Today, while America opened its embassy in Jerusalem, the riots on the Israel-Gaza border, which have been going on for weeks, continued and escalated. Ira Stoll corrects those who have misread the former event as the cause of the latter, and draws some more significant conclusions:
Arab or Islamist violence has been remarkably consistent for nearly a century. Nearly 70 Jews were killed in the 1929 Hebron riots. Palestinian terrorists killed eleven Israeli athletes at the Munich Olympics in 1972. Another 25 Israelis were killed by Palestinian terrorists in the Ma’alot massacre in 1974. The 1990s and 2000s saw a series of Palestinian suicide attacks on Israeli passenger buses, at the Dolphinarium disco, at the Sbarro restaurant.
These attacks happen when Washington sides with Israel, as it has during the Trump administration, and when it tries to pressure Israel or mediate more even-handedly, as it did in other administrations. The attacks target America, as they did on September 11, 2001, and they target European capitals with foreign policies that are more tilted toward the Arabs. More than 190 were killed in the Madrid train bombings of 2004, more than 50 in the 2005 London transit bombings, hundreds more in the attacks in Paris and Brussels in 2015 and 2016. America’s embassy in Iran was seized in 1979 and Pan Am Flight 103 was downed in 1988. . . .

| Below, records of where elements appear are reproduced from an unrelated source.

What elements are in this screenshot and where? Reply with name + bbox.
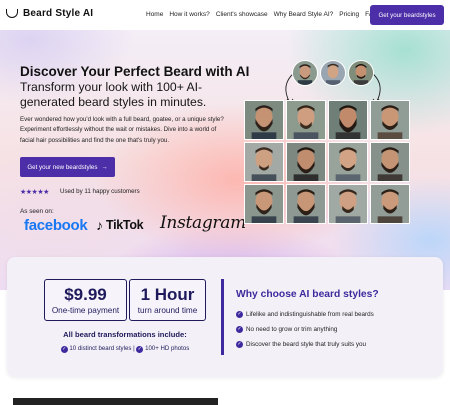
- result-photo: [328, 100, 368, 140]
- result-photo: [328, 184, 368, 224]
- check-circle-icon: ✓: [60, 346, 68, 353]
- result-photo: [370, 184, 410, 224]
- includes-item-styles: 10 distinct beard styles: [69, 345, 132, 352]
- feature-item: ✓ Lifelike and indistinguishable from re…: [236, 311, 374, 318]
- nav-link-how-it-works[interactable]: How it works?: [169, 11, 209, 18]
- rating-stars-icon: ★★★★★: [20, 189, 49, 196]
- before-photos: [292, 60, 374, 86]
- seen-on-label: As seen on:: [20, 208, 54, 215]
- result-photo: [370, 142, 410, 182]
- includes-separator: |: [133, 345, 135, 352]
- check-circle-icon: ✓: [236, 326, 243, 333]
- result-photo: [244, 184, 284, 224]
- before-photo-2: [320, 60, 346, 86]
- instagram-logo: Instagram: [160, 213, 246, 233]
- social-proof-text: Used by 11 happy customers: [60, 188, 140, 195]
- nav-link-home[interactable]: Home: [146, 11, 163, 18]
- arrow-right-icon: →: [101, 163, 108, 171]
- includes-item-photos: 100+ HD photos: [145, 345, 190, 352]
- turnaround-box: 1 Hour turn around time: [129, 279, 206, 321]
- price-value: $9.99: [64, 285, 107, 304]
- check-circle-icon: ✓: [236, 341, 243, 348]
- divider: [221, 279, 224, 355]
- beard-results-extra-row: [286, 184, 370, 226]
- brand-logo[interactable]: Beard Style AI: [6, 8, 93, 19]
- includes-title: All beard transformations include:: [63, 330, 187, 339]
- result-photo: [286, 100, 326, 140]
- hero-cta-button[interactable]: Get your new beardstyles →: [20, 157, 115, 177]
- feature-item: ✓ No need to grow or trim anything: [236, 326, 337, 333]
- before-photo-1: [292, 60, 318, 86]
- beard-logo-icon: [6, 9, 18, 18]
- feature-text: Discover the beard style that truly suit…: [246, 341, 367, 348]
- result-photo: [328, 142, 368, 182]
- why-title: Why choose AI beard styles?: [236, 289, 379, 300]
- result-photo: [370, 100, 410, 140]
- before-photo-3: [348, 60, 374, 86]
- feature-item: ✓ Discover the beard style that truly su…: [236, 341, 366, 348]
- result-photo: [244, 142, 284, 182]
- result-photo: [286, 142, 326, 182]
- feature-text: No need to grow or trim anything: [246, 326, 338, 333]
- tiktok-wordmark: TikTok: [106, 218, 144, 232]
- result-photo: [244, 100, 284, 140]
- price-box: $9.99 One-time payment: [44, 279, 127, 321]
- nav-cta-button[interactable]: Get your beardstyles: [370, 5, 444, 25]
- turnaround-label: turn around time: [137, 306, 198, 315]
- result-photo: [286, 184, 326, 224]
- pricing-card: $9.99 One-time payment 1 Hour turn aroun…: [7, 257, 443, 377]
- hero-section: Discover Your Perfect Beard with AI Tran…: [0, 30, 450, 290]
- nav-link-pricing[interactable]: Pricing: [339, 11, 359, 18]
- check-circle-icon: ✓: [236, 311, 243, 318]
- feature-text: Lifelike and indistinguishable from real…: [246, 311, 374, 318]
- facebook-logo: facebook: [24, 217, 88, 234]
- top-nav: Beard Style AI Home How it works? Client…: [0, 0, 450, 30]
- check-circle-icon: ✓: [136, 346, 144, 353]
- tiktok-logo: ♪ TikTok: [96, 217, 144, 233]
- brand-name: Beard Style AI: [23, 8, 94, 19]
- nav-link-why[interactable]: Why Beard Style AI?: [274, 11, 334, 18]
- nav-link-showcase[interactable]: Client's showcase: [216, 11, 268, 18]
- includes-list: ✓ 10 distinct beard styles | ✓ 100+ HD p…: [44, 345, 206, 353]
- price-label: One-time payment: [51, 306, 120, 315]
- hero-title: Discover Your Perfect Beard with AI: [20, 64, 250, 79]
- nav-links: Home How it works? Client's showcase Why…: [146, 11, 378, 18]
- hero-cta-label: Get your new beardstyles: [27, 163, 98, 171]
- tiktok-note-icon: ♪: [96, 217, 103, 233]
- turnaround-value: 1 Hour: [140, 285, 195, 304]
- hero-subtitle: Transform your look with 100+ AI-generat…: [20, 80, 207, 109]
- video-preview[interactable]: [13, 398, 218, 405]
- hero-description: Ever wondered how you'd look with a full…: [20, 116, 224, 144]
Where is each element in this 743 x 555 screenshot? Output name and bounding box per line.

The Gaza violence is sad. Press coverage of it often notes that no Israelis have been killed in the clashes, as if it would somehow be better if the deaths were more evenly distributed. Yet if the choice is between deaths of Palestinian rioters in Gaza or civilians in New York, London, Madrid, Brussels, Paris, Jerusalem, or Tel Aviv, electorates and foreign-policy hands alike aren’t going to spend a lot of time agonizing. [And the] Gaza riots . . . make it clear that the primary Palestinian complaint isn’t about Israeli settlers or occupation—Israel withdrew its settlers from Gaza in 2005—but about Israel’s existence.